2. 2.1 Mesure conservatoire exécutée à la réquisition du créancier sur les biens du débiteur pour garantir une créance objet d'une poursuite pendante ou future, le séquestre tend à éviter que le débiteur ne dispose de ses biens pour les soustraire à l'action future de son créancier (ATF 120 III 159 c. 3a; 115 III 35 s.). L'autorité de séquestre charge l'office des poursuites d'exécuter la mesure en lui remettant une ordonnance contenant les indications prévues par la loi (art. 274 LP). Cet acte est un titre exécutoire; il contient un ordre auquel l'office est en principe tenu de déférer. Celui-ci ne peut donc pas examiner le bien-fondé de l'ordonnance de séquestre et vérifier notamment l'existence des conditions justifiant l'octroi de la mesure (ATF 120 III 159 c. 3a; 110 III 35 consid. 3a; 108 III 119; 107 III 33 consid. 4; 105 III 18).

Le séquestre ne peut être ordonné que si les biens à séquestrer appartiennent effectivement au débiteur (art. 272 al. 1 ch. 3 LP). Celui-ci ne répond en principe de ses obligations que sur les biens qui lui appartiennent. La question de savoir si le créancier a réussi à rendre vraisemblable que certaines valeurs appartenaient au débiteur malgré l’apparence formelle relève de la compétence du juge du séquestre, respectivement du juge de l’opposition (ATF 130 III 579 c. 2.2.4 et les références).

Dans les cas où il serait douteux ou improbable que les avoirs indiqués fassent partie du patrimoine du débiteur, l'Office ne peut refuser d'agir : il doit séquestrer les biens et donner au tiers qui s'en déclare propriétaire la possibilité de faire valoir ses droits dans le cadre d'une revendication conformément aux art. 106 ss LP. L'Office ne peut renoncer au séquestre que si la situation est tout à fait claire, lorsqu'il est évident que l'objet litigieux appartient à un tiers (ATF 109 III 126, résumé in JdT 1986 II 54) ou qu'il n'existe manifestement pas (ATF 105 III 141 consid. 2b et les références).

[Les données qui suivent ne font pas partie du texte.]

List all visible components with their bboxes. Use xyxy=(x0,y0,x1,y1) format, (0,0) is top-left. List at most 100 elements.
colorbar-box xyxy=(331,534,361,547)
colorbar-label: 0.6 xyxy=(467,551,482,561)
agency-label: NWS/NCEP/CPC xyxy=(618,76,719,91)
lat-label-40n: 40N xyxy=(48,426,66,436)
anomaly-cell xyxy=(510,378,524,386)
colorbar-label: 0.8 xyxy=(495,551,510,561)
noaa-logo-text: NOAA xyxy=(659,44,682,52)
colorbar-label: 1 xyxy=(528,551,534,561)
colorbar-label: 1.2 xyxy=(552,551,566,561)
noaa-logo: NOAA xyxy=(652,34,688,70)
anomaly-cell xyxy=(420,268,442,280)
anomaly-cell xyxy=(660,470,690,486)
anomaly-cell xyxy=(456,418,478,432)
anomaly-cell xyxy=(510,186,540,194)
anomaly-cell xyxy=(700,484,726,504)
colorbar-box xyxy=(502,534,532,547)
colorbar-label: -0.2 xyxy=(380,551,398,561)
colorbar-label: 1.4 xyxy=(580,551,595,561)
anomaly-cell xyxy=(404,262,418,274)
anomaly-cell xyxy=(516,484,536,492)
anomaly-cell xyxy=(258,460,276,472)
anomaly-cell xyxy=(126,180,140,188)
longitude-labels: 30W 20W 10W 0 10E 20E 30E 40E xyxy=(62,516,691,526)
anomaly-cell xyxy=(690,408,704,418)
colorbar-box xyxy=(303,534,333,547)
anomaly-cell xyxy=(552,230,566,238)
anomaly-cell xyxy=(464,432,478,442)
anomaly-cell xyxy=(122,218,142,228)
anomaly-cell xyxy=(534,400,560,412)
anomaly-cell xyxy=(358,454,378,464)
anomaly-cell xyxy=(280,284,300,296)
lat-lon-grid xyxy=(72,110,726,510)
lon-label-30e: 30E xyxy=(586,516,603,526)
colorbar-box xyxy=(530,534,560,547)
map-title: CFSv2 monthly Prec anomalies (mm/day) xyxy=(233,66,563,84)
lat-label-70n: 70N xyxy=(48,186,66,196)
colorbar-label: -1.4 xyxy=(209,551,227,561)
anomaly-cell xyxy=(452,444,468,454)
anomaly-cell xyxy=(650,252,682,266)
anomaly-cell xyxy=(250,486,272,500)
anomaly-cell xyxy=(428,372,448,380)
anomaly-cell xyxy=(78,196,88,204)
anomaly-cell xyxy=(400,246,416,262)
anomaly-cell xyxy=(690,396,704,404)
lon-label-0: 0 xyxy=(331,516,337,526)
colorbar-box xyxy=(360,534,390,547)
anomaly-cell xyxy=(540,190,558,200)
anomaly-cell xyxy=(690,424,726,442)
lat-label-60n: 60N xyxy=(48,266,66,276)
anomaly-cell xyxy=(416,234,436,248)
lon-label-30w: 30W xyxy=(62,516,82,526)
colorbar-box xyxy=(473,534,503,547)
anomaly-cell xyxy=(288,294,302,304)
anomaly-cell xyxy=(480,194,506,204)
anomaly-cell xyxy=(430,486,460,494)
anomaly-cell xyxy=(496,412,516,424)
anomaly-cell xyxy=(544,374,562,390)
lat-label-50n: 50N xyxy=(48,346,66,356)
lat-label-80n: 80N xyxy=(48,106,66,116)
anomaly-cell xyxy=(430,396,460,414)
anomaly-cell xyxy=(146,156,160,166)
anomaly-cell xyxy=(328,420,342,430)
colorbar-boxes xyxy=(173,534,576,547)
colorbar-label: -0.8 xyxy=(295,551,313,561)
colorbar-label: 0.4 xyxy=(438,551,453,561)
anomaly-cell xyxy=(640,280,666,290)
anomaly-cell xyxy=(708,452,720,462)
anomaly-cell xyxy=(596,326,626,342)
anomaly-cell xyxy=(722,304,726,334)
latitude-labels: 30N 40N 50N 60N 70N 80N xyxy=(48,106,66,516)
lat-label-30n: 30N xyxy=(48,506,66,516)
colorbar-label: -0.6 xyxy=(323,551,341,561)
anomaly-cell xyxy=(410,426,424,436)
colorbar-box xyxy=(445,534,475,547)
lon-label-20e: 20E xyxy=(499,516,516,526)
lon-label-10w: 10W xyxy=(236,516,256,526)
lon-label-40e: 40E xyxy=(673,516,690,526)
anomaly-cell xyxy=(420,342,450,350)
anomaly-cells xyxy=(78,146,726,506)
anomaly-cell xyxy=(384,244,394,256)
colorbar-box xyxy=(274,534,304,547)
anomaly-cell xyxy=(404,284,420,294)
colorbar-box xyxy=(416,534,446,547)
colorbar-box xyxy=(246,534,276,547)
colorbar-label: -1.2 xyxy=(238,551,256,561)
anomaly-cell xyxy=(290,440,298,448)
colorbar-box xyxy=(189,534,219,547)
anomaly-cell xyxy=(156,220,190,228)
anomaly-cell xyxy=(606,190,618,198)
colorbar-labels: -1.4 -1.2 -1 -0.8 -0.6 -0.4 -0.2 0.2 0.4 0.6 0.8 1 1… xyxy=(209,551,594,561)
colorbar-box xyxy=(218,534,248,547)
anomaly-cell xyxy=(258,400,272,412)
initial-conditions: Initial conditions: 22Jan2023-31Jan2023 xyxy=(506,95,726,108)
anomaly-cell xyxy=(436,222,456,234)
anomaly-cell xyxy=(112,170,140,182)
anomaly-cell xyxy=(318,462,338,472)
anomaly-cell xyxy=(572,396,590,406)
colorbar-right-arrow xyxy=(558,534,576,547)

Il n’appartient donc ni à l’office ni aux autorités de surveillance de se prononcer sur la propriété des biens ou la titularité des créances. Le contrôle de l'Office se limite donc à une situation parfaitement claire, sur le seul vu de l'ordonnance (ATF 109 III 120 consid. 6). Si le juge a admis le séquestre et qu’il le confirme sur opposition en se fondant sur le fait que les biens appartiennent vraisemblablement au débiteur, le tiers devra faire valoir ses droits dans la procédure de revendication (art. 106-109 LP; arrêt du Tribunal fédéral 5A_483/2008 précité consid. 5.3).

2.2 En l'espèce, c'est à raison que le plaignant relève qu'il n'appartenait pas à l'Office de conduire des investigations pour déterminer si les actifs désignés dans l'ordonnance de séquestre appartenaient effectivement au débiteur. Certes les renseignements obtenus de l'Office laissent penser qu'il est douteux, voire improbable, que le débiteur séquestré soit encore titulaire de ces biens. Ces doutes ne suffisent toutefois pas pour prononcer un non-lieu de séquestre, l'examen de cette question relevant du juge civil. L'argument de l'Office selon lequel il était raisonnable et préférable de ne pas exécuter un séquestre qui aurait bloqué la station-service pendant toute la durée de la procédure, risquant d'exposer le créancier à une action en revendication superflue, voire à une action en dommages-intérêts, ne saurait être suivi, l'ordre du juge devant être exécuté, à moins que la démarche du créancier soit abusive, ce qui n'est pas allégué ni établi.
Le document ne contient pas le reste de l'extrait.